Telephone game 问题是什么？怎么避免？

Supervisor 模式下，sub-agent 的回答经过 supervisor "再总结" 后转给用户，每次合成都丢细节，多层之后变成 "传话游戏"。LangGraph benchmarks 验证过这个问题。解决方法：让 sub-agent 直接 pass-through，不让 supervisor 介入合成。本章给的代码模板：`forward_message(message, to_user=True)` 直接把 sub-agent 的 response 作为 `direct_response` 发给用户，跳过 supervisor。该汇总的还是汇总，但能直传的内容（如详细数据、长格式输出）走直传通道。

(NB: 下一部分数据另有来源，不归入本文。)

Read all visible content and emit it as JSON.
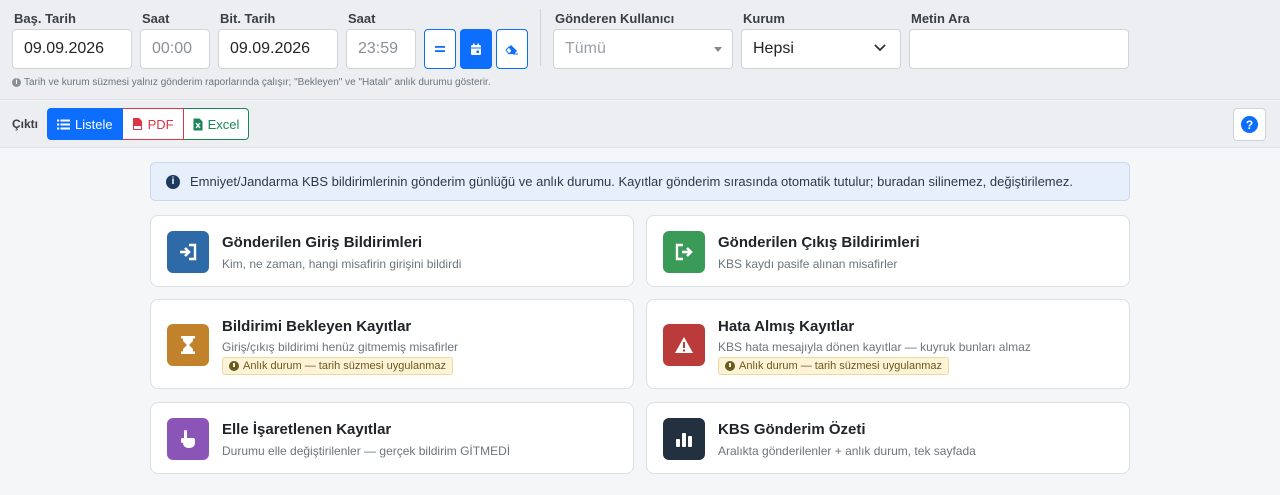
{
  "filters": {
    "start_date": {
      "label": "Baş. Tarih",
      "value": "09.09.2026"
    },
    "start_time": {
      "label": "Saat",
      "value": "00:00"
    },
    "end_date": {
      "label": "Bit. Tarih",
      "value": "09.09.2026"
    },
    "end_time": {
      "label": "Saat",
      "value": "23:59"
    },
    "sender_user": {
      "label": "Gönderen Kullanıcı",
      "value": "Tümü"
    },
    "institution": {
      "label": "Kurum",
      "value": "Hepsi"
    },
    "text_search": {
      "label": "Metin Ara",
      "value": ""
    },
    "hint": "Tarih ve kurum süzmesi yalnız gönderim raporlarında çalışır; \"Bekleyen\" ve \"Hatalı\" anlık durumu gösterir.",
    "icons": [
      "equals-icon",
      "calendar-icon",
      "eraser-icon"
    ]
  },
  "output": {
    "label": "Çıktı",
    "buttons": [
      {
        "label": "Listele",
        "icon": "list-icon",
        "active": true
      },
      {
        "label": "PDF",
        "icon": "file-pdf-icon",
        "active": false
      },
      {
        "label": "Excel",
        "icon": "file-excel-icon",
        "active": false
      }
    ],
    "help_icon": "question-circle-icon"
  },
  "info_alert": "Emniyet/Jandarma KBS bildirimlerinin gönderim günlüğü ve anlık durumu. Kayıtlar gönderim sırasında otomatik tutulur; buradan silinemez, değiştirilemez.",
  "reports": [
    {
      "title": "Gönderilen Giriş Bildirimleri",
      "subtitle": "Kim, ne zaman, hangi misafirin girişini bildirdi",
      "badge": "",
      "icon": "sign-in-icon",
      "color": "#2f6aa8"
    },
    {
      "title": "Gönderilen Çıkış Bildirimleri",
      "subtitle": "KBS kaydı pasife alınan misafirler",
      "badge": "",
      "icon": "sign-out-icon",
      "color": "#3a9a58"
    },
    {
      "title": "Bildirimi Bekleyen Kayıtlar",
      "subtitle": "Giriş/çıkış bildirimi henüz gitmemiş misafirler",
      "badge": "Anlık durum — tarih süzmesi uygulanmaz",
      "icon": "hourglass-icon",
      "color": "#c2812b"
    },
    {
      "title": "Hata Almış Kayıtlar",
      "subtitle": "KBS hata mesajıyla dönen kayıtlar — kuyruk bunları almaz",
      "badge": "Anlık durum — tarih süzmesi uygulanmaz",
      "icon": "warning-icon",
      "color": "#bb3b3b"
    },
    {
      "title": "Elle İşaretlenen Kayıtlar",
      "subtitle": "Durumu elle değiştirilenler — gerçek bildirim GİTMEDİ",
      "badge": "",
      "icon": "hand-pointer-icon",
      "color": "#8b55b8"
    },
    {
      "title": "KBS Gönderim Özeti",
      "subtitle": "Aralıkta gönderilenler + anlık durum, tek sayfada",
      "badge": "",
      "icon": "bar-chart-icon",
      "color": "#22303f"
    }
  ]
}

Multi-agent 的简单多数投票为什么不可靠？

因为它把弱模型的 hallucination 和强模型的 reasoning 当成同等权重 —— 三个 agent 投票，两个用 GPT-3.5 的乱猜票就能压过一个 Claude Sonnet 的正确答案。可靠做法两种：(1) Weighted voting，按模型能力加权；(2) Debate protocols，让 agent 互相挑战论据。再加上 trigger-based intervention（stall trigger + sycophancy trigger）防止 agent 集体附和。本章给出的设计原则：监控 systematic bias 比追求绝对一致率更重要。